The most fundamental of theses he designated bz the names for personal pronouns - I, It, and Thou (e.g. W 1: 45-49) which (besides other applications) serve in various manners as the metacategorical framework for generating systems (sic) of subordinated conceptions in terms of relations of which Peirce preferred to deal with diverse (predominantly) metaphysical problems.

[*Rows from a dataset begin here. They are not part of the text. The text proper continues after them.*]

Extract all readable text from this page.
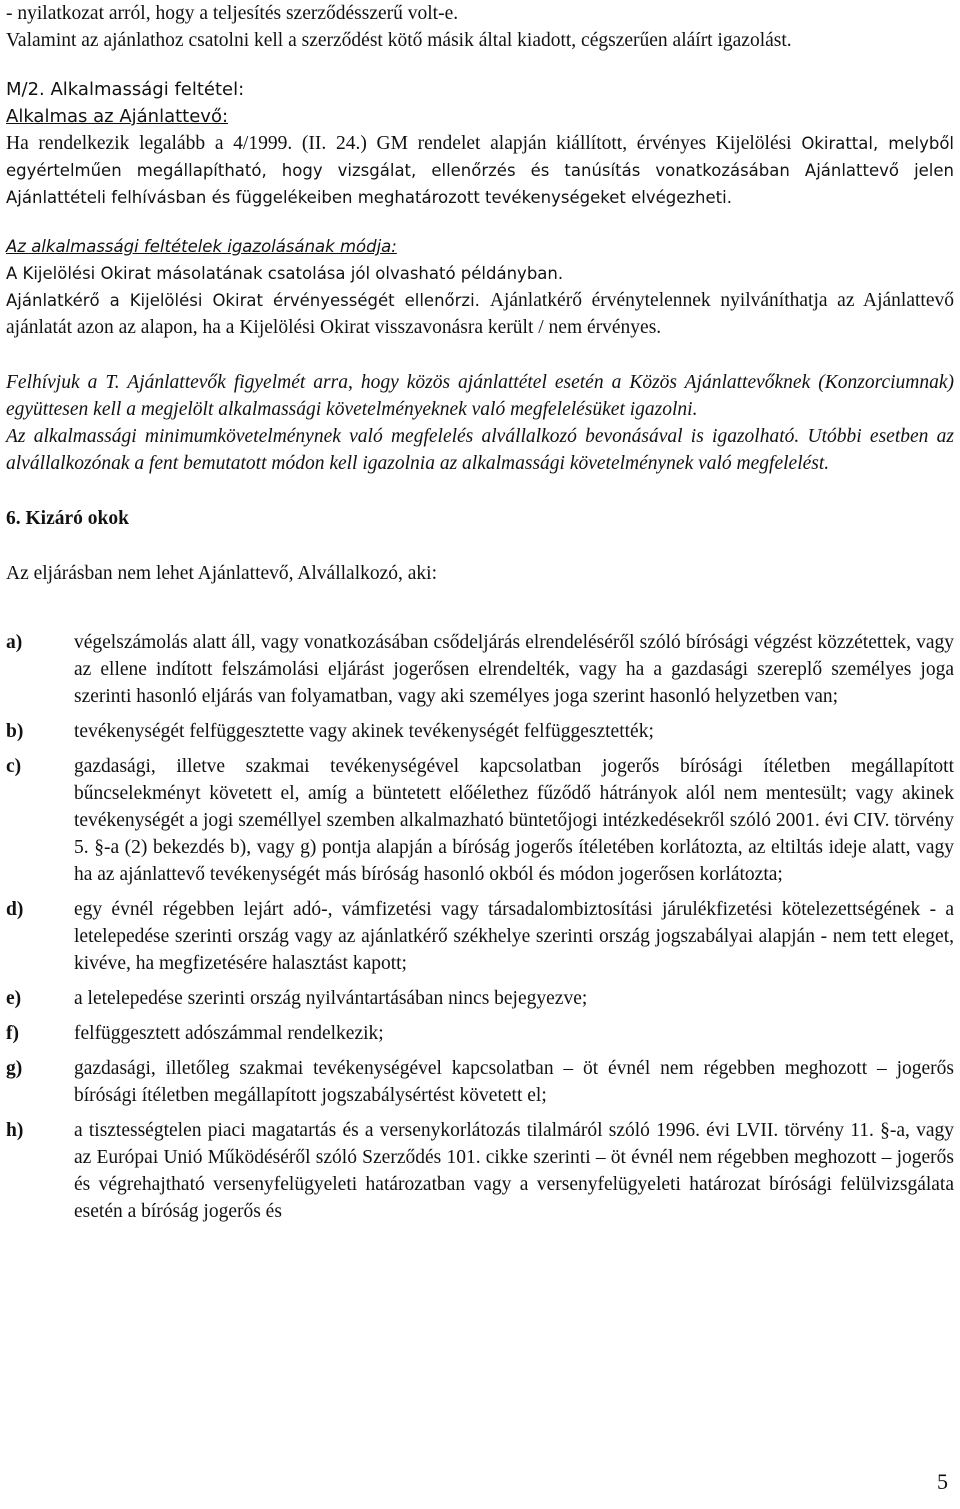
- nyilatkozat arról, hogy a teljesítés szerződésszerű volt-e.

Valamint az ajánlathoz csatolni kell a szerződést kötő másik által kiadott, cégszerűen aláírt igazolást.

M/2. Alkalmassági feltétel:

Alkalmas az Ajánlattevő:

Ha rendelkezik legalább a 4/1999. (II. 24.) GM rendelet alapján kiállított, érvényes Kijelölési Okirattal, melyből egyértelműen megállapítható, hogy vizsgálat, ellenőrzés és tanúsítás vonatkozásában Ajánlattevő jelen Ajánlattételi felhívásban és függelékeiben meghatározott tevékenységeket elvégezheti.

Az alkalmassági feltételek igazolásának módja:

A Kijelölési Okirat másolatának csatolása jól olvasható példányban.

Ajánlatkérő a Kijelölési Okirat érvényességét ellenőrzi. Ajánlatkérő érvénytelennek nyilváníthatja az Ajánlattevő ajánlatát azon az alapon, ha a Kijelölési Okirat visszavonásra került / nem érvényes.

Felhívjuk a T. Ajánlattevők figyelmét arra, hogy közös ajánlattétel esetén a Közös Ajánlattevőknek (Konzorciumnak) együttesen kell a megjelölt alkalmassági követelményeknek való megfelelésüket igazolni.

Az alkalmassági minimumkövetelménynek való megfelelés alvállalkozó bevonásával is igazolható. Utóbbi esetben az alvállalkozónak a fent bemutatott módon kell igazolnia az alkalmassági követelménynek való megfelelést.

6. Kizáró okok

Az eljárásban nem lehet Ajánlattevő, Alvállalkozó, aki:

a)	végelszámolás alatt áll, vagy vonatkozásában csődeljárás elrendeléséről szóló bírósági végzést közzétettek, vagy az ellene indított felszámolási eljárást jogerősen elrendelték, vagy ha a gazdasági szereplő személyes joga szerinti hasonló eljárás van folyamatban, vagy aki személyes joga szerint hasonló helyzetben van;
b)	tevékenységét felfüggesztette vagy akinek tevékenységét felfüggesztették;
c)	gazdasági, illetve szakmai tevékenységével kapcsolatban jogerős bírósági ítéletben megállapított bűncselekményt követett el, amíg a büntetett előélethez fűződő hátrányok alól nem mentesült; vagy akinek tevékenységét a jogi személlyel szemben alkalmazható büntetőjogi intézkedésekről szóló 2001. évi CIV. törvény 5. §-a (2) bekezdés b), vagy g) pontja alapján a bíróság jogerős ítéletében korlátozta, az eltiltás ideje alatt, vagy ha az ajánlattevő tevékenységét más bíróság hasonló okból és módon jogerősen korlátozta;
d)	egy évnél régebben lejárt adó-, vámfizetési vagy társadalombiztosítási járulékfizetési kötelezettségének - a letelepedése szerinti ország vagy az ajánlatkérő székhelye szerinti ország jogszabályai alapján - nem tett eleget, kivéve, ha megfizetésére halasztást kapott;
e)	a letelepedése szerinti ország nyilvántartásában nincs bejegyezve;
f)	felfüggesztett adószámmal rendelkezik;
g)	gazdasági, illetőleg szakmai tevékenységével kapcsolatban – öt évnél nem régebben meghozott – jogerős bírósági ítéletben megállapított jogszabálysértést követett el;
h)	a tisztességtelen piaci magatartás és a versenykorlátozás tilalmáról szóló 1996. évi LVII. törvény 11. §-a, vagy az Európai Unió Működéséről szóló Szerződés 101. cikke szerinti – öt évnél nem régebben meghozott – jogerős és végrehajtható versenyfelügyeleti határozatban vagy a versenyfelügyeleti határozat bírósági felülvizsgálata esetén a bíróság jogerős és
5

I will concentrate on discriminating how by means of this apparatus Peirce thinks about representation. After indicating how Peirce supports his main thesis that representation is not conditioned by mind's capacity for conceptual synthesis, I proceed to explain his model of representation founded upon the relation of inherence of accidents in a substance, or in his terms, influxual dependency (W 1: 40) and analyze his transcendental argument that such conceived representation is a condition of possibility of arriving at true knowledge.
I claim that Peirce's semiotic can be seen as an actual fulfillment of his earlier metaphysical project of giving transcendental grounds of inference by accounting for how concepts can be inferentially generated out of other concepts, which is lacking in earlier theory.